Intel’s Aging Chips Get Unlikely Second Wind as Trade Wars Escalate
Semiconductor giant rides wave of retro demand—because nothing says ’supply chain resilience’ like dusting off last-gen silicon.
Subheader: Geopolitical chaos creates bizarre market dynamics
While rivals scramble for cutting-edge fabs, Intel quietly moves inventory that should’ve been e-waste by now. Wall Street analysts nod approvingly—after all, repackaging old inventory as ’strategic inventory utilization’ is the kind of financial alchemy that would make a crypto founder blush.
Buyers’ reliance on older chips will limit Intel’s AI PC plans
Analysts say steeper tariffs could stall a recovery in the PC market during the rest of 2025. Intel is counting on new Windows machines with built-in artificial-intelligence features to reignite demand, but lower-priced legacy chips are now taking center stage.
“Demand for older-generation chips is a flashing macro signal,” said Michael Ashley Schulman, chief investment officer at Running Point Capital. “In a shaky economic climate, ‘good enough’ beats bleeding edge.”
Industry watchers warned that relying on yesterday’s processors may also blur the outlook for upcoming Intel chips designed for AI-enabled PCs.

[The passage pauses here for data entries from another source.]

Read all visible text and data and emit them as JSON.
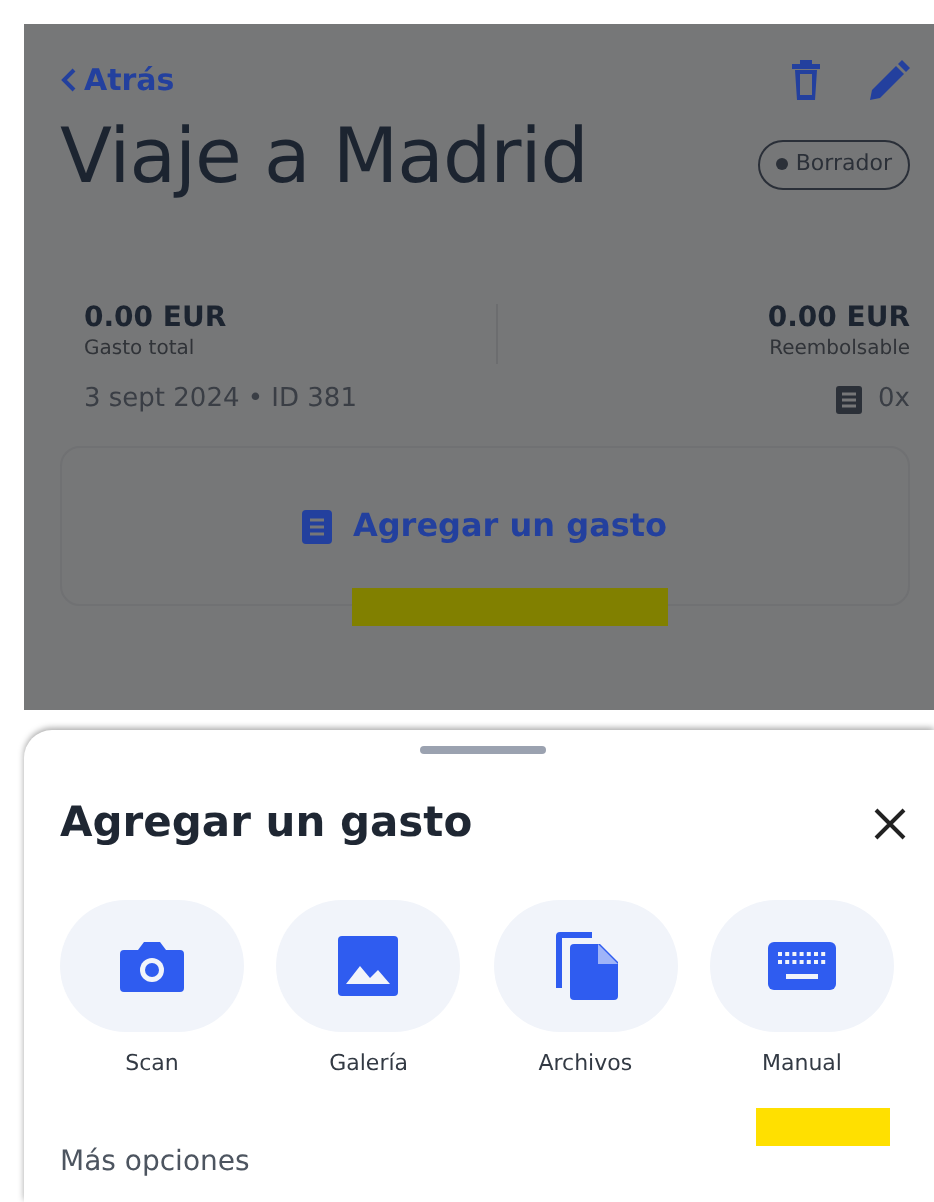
{
  "header": {
    "back_label": "Atrás",
    "title": "Viaje a Madrid",
    "status": "Borrador"
  },
  "summary": {
    "stats": [
      {
        "amount": "0.00 EUR",
        "label": "Gasto total"
      },
      {
        "amount": "0.00 EUR",
        "label": "Reembolsable"
      }
    ],
    "date_line": "3 sept 2024 • ID 381",
    "receipts": "0x"
  },
  "add_expense_button": "Agregar un gasto",
  "sheet": {
    "title": "Agregar un gasto",
    "options": [
      {
        "kind": "camera",
        "label": "Scan",
        "highlighted": false
      },
      {
        "kind": "gallery",
        "label": "Galería",
        "highlighted": false
      },
      {
        "kind": "files",
        "label": "Archivos",
        "highlighted": false
      },
      {
        "kind": "keyboard",
        "label": "Manual",
        "highlighted": true
      }
    ],
    "more_label": "Más opciones"
  }
}
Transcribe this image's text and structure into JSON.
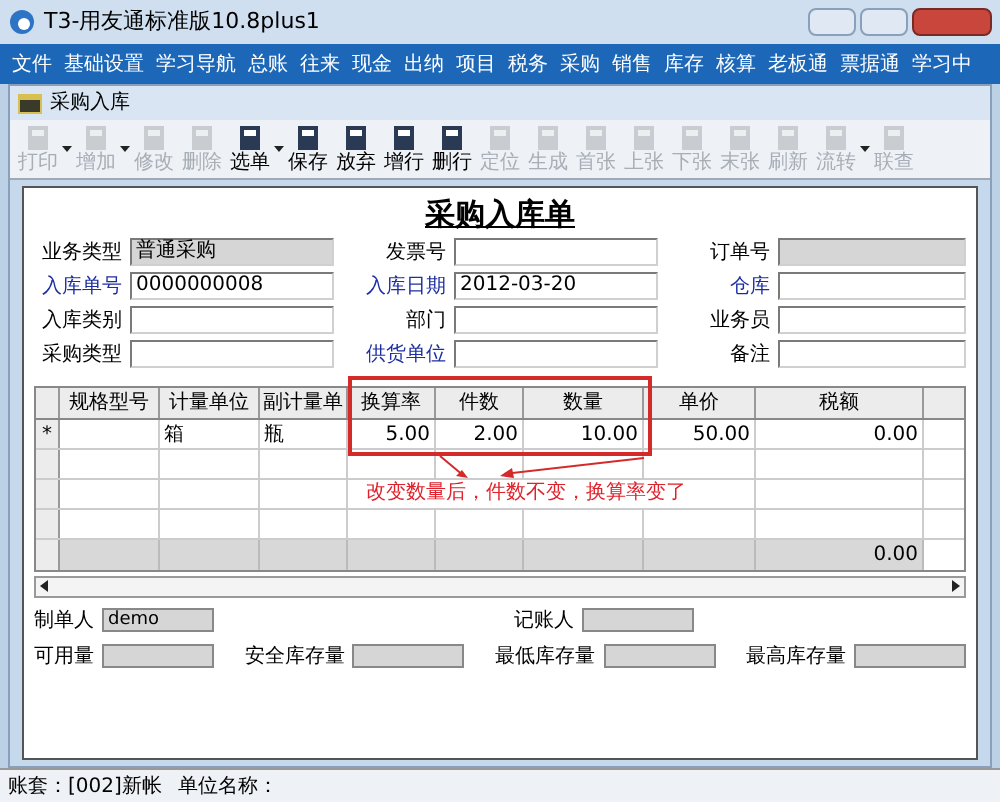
{
  "window": {
    "title": "T3-用友通标准版10.8plus1"
  },
  "menu": [
    "文件",
    "基础设置",
    "学习导航",
    "总账",
    "往来",
    "现金",
    "出纳",
    "项目",
    "税务",
    "采购",
    "销售",
    "库存",
    "核算",
    "老板通",
    "票据通",
    "学习中"
  ],
  "doc_window": {
    "title": "采购入库"
  },
  "toolbar": [
    {
      "label": "打印",
      "disabled": true,
      "dropdown": true
    },
    {
      "label": "增加",
      "disabled": true,
      "dropdown": true
    },
    {
      "label": "修改",
      "disabled": true,
      "dropdown": false
    },
    {
      "label": "删除",
      "disabled": true,
      "dropdown": false
    },
    {
      "label": "选单",
      "disabled": false,
      "dropdown": true
    },
    {
      "label": "保存",
      "disabled": false,
      "dropdown": false
    },
    {
      "label": "放弃",
      "disabled": false,
      "dropdown": false
    },
    {
      "label": "增行",
      "disabled": false,
      "dropdown": false
    },
    {
      "label": "删行",
      "disabled": false,
      "dropdown": false
    },
    {
      "label": "定位",
      "disabled": true,
      "dropdown": false
    },
    {
      "label": "生成",
      "disabled": true,
      "dropdown": false
    },
    {
      "label": "首张",
      "disabled": true,
      "dropdown": false
    },
    {
      "label": "上张",
      "disabled": true,
      "dropdown": false
    },
    {
      "label": "下张",
      "disabled": true,
      "dropdown": false
    },
    {
      "label": "末张",
      "disabled": true,
      "dropdown": false
    },
    {
      "label": "刷新",
      "disabled": true,
      "dropdown": false
    },
    {
      "label": "流转",
      "disabled": true,
      "dropdown": true
    },
    {
      "label": "联查",
      "disabled": true,
      "dropdown": false
    }
  ],
  "form_title": "采购入库单",
  "header_fields": [
    [
      {
        "label": "业务类型",
        "value": "普通采购",
        "required": false,
        "readonly": true
      },
      {
        "label": "发票号",
        "required": false,
        "readonly": false
      },
      {
        "label": "订单号",
        "required": false,
        "readonly": true
      }
    ],
    [
      {
        "label": "入库单号",
        "value": "0000000008",
        "required": true,
        "readonly": false
      },
      {
        "label": "入库日期",
        "value": "2012-03-20",
        "required": true,
        "readonly": false
      },
      {
        "label": "仓库",
        "required": true,
        "readonly": false
      }
    ],
    [
      {
        "label": "入库类别",
        "required": false,
        "readonly": false
      },
      {
        "label": "部门",
        "required": false,
        "readonly": false
      },
      {
        "label": "业务员",
        "required": false,
        "readonly": false
      }
    ],
    [
      {
        "label": "采购类型",
        "required": false,
        "readonly": false
      },
      {
        "label": "供货单位",
        "required": true,
        "readonly": false
      },
      {
        "label": "备注",
        "required": false,
        "readonly": false
      }
    ]
  ],
  "table": {
    "columns": [
      "规格型号",
      "计量单位",
      "副计量单",
      "换算率",
      "件数",
      "数量",
      "单价",
      "税额"
    ],
    "rows": [
      {
        "marker": "*",
        "cells": [
          "",
          "箱",
          "瓶",
          "5.00",
          "2.00",
          "10.00",
          "50.00",
          "0.00"
        ]
      }
    ],
    "total_row": {
      "value": "0.00"
    }
  },
  "annotation": "改变数量后，件数不变，换算率变了",
  "footer_fields": [
    [
      {
        "label": "制单人",
        "value": "demo"
      },
      {
        "label": "记账人"
      }
    ],
    [
      {
        "label": "可用量"
      },
      {
        "label": "安全库存量"
      },
      {
        "label": "最低库存量"
      },
      {
        "label": "最高库存量"
      }
    ]
  ],
  "status_bar": [
    "账套：[002]新帐",
    "单位名称："
  ]
}
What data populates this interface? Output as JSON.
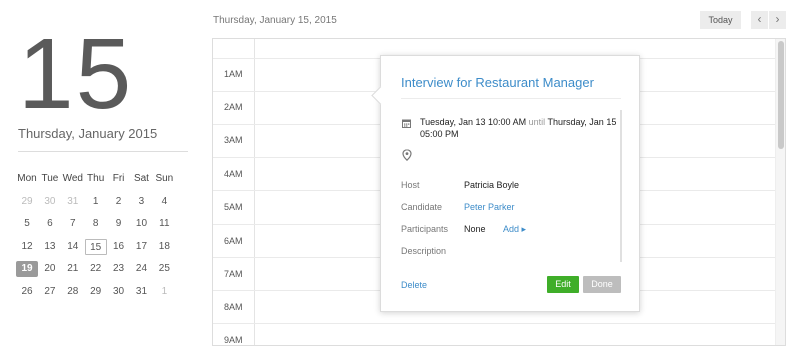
{
  "header": {
    "date_label": "Thursday, January 15, 2015",
    "today_label": "Today",
    "prev_glyph": "‹",
    "next_glyph": "›"
  },
  "left_panel": {
    "big_day": "15",
    "date_subtitle": "Thursday, January 2015",
    "mini_calendar": {
      "weekdays": [
        "Mon",
        "Tue",
        "Wed",
        "Thu",
        "Fri",
        "Sat",
        "Sun"
      ],
      "weeks": [
        [
          "29",
          "30",
          "31",
          "1",
          "2",
          "3",
          "4"
        ],
        [
          "5",
          "6",
          "7",
          "8",
          "9",
          "10",
          "11"
        ],
        [
          "12",
          "13",
          "14",
          "15",
          "16",
          "17",
          "18"
        ],
        [
          "19",
          "20",
          "21",
          "22",
          "23",
          "24",
          "25"
        ],
        [
          "26",
          "27",
          "28",
          "29",
          "30",
          "31",
          "1"
        ]
      ]
    }
  },
  "day_view": {
    "hours": [
      "1AM",
      "2AM",
      "3AM",
      "4AM",
      "5AM",
      "6AM",
      "7AM",
      "8AM",
      "9AM"
    ]
  },
  "popup": {
    "title": "Interview for Restaurant Manager",
    "start": "Tuesday, Jan 13 10:00 AM",
    "until": "until",
    "end": "Thursday, Jan 15 05:00 PM",
    "host_label": "Host",
    "host_value": "Patricia Boyle",
    "candidate_label": "Candidate",
    "candidate_value": "Peter Parker",
    "participants_label": "Participants",
    "participants_value": "None",
    "add_label": "Add ▸",
    "description_label": "Description",
    "delete_label": "Delete",
    "edit_label": "Edit",
    "done_label": "Done"
  },
  "icons": {
    "calendar": "calendar-icon",
    "location": "map-pin-icon"
  },
  "colors": {
    "accent": "#3d8cc9",
    "edit_green": "#3fae29",
    "done_gray": "#bdbdbd",
    "selected_day": "#9a9a9a"
  }
}
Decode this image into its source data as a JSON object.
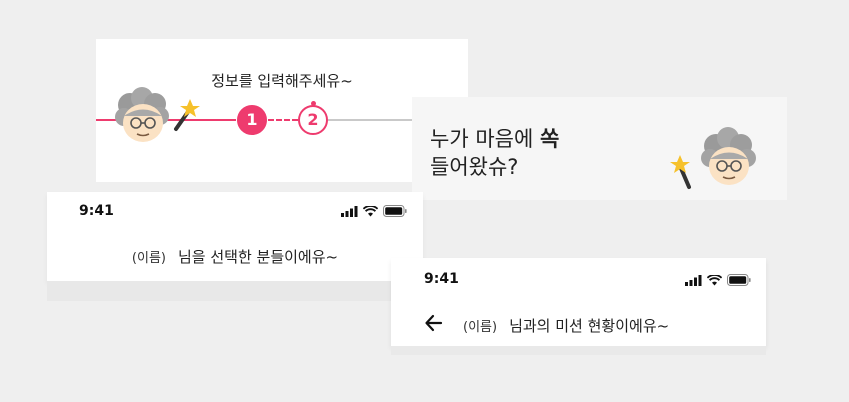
{
  "colors": {
    "accent": "#ee3b6e",
    "track_inactive": "#c9c9c9",
    "background": "#efefef"
  },
  "info_card": {
    "title": "정보를 입력해주세유~",
    "steps": [
      {
        "label": "1",
        "state": "active"
      },
      {
        "label": "2",
        "state": "upcoming"
      }
    ],
    "icons": [
      "grandma-icon",
      "magic-wand-icon"
    ]
  },
  "who_card": {
    "line1_prefix": "누가 마음에 ",
    "line1_emphasis": "쏙",
    "line2": "들어왔슈?",
    "icons": [
      "grandma-icon",
      "magic-wand-icon"
    ]
  },
  "select_card": {
    "status_time": "9:41",
    "name_placeholder": "(이름)",
    "headline": "님을 선택한 분들이에유~",
    "status_icons": [
      "signal-icon",
      "wifi-icon",
      "battery-icon"
    ]
  },
  "mission_card": {
    "status_time": "9:41",
    "name_placeholder": "(이름)",
    "headline": "님과의 미션 현황이에유~",
    "back_icon": "back-arrow-icon",
    "status_icons": [
      "signal-icon",
      "wifi-icon",
      "battery-icon"
    ]
  }
}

The cheaper parts “are impacting Intel’s bottom line and will likely slow the adoption of more advanced chips for AI PCs,” said Bob O’Donnell, chief analyst at Technalysis Research.
Recently, China has lifted its 125% retaliatory tariffs on certain semiconductor imports from the United States, according to a report by Chinese business magazine Caijing on Friday, citing industry sources. The report stated that at least eight tariff codes related to integrated circuits (ICs) were exempted from the levies that had been introduced earlier this month in response to U.S. President Donald Trump’s tariffs on Chinese goods. Tariffs on memory chips, however, remain in place.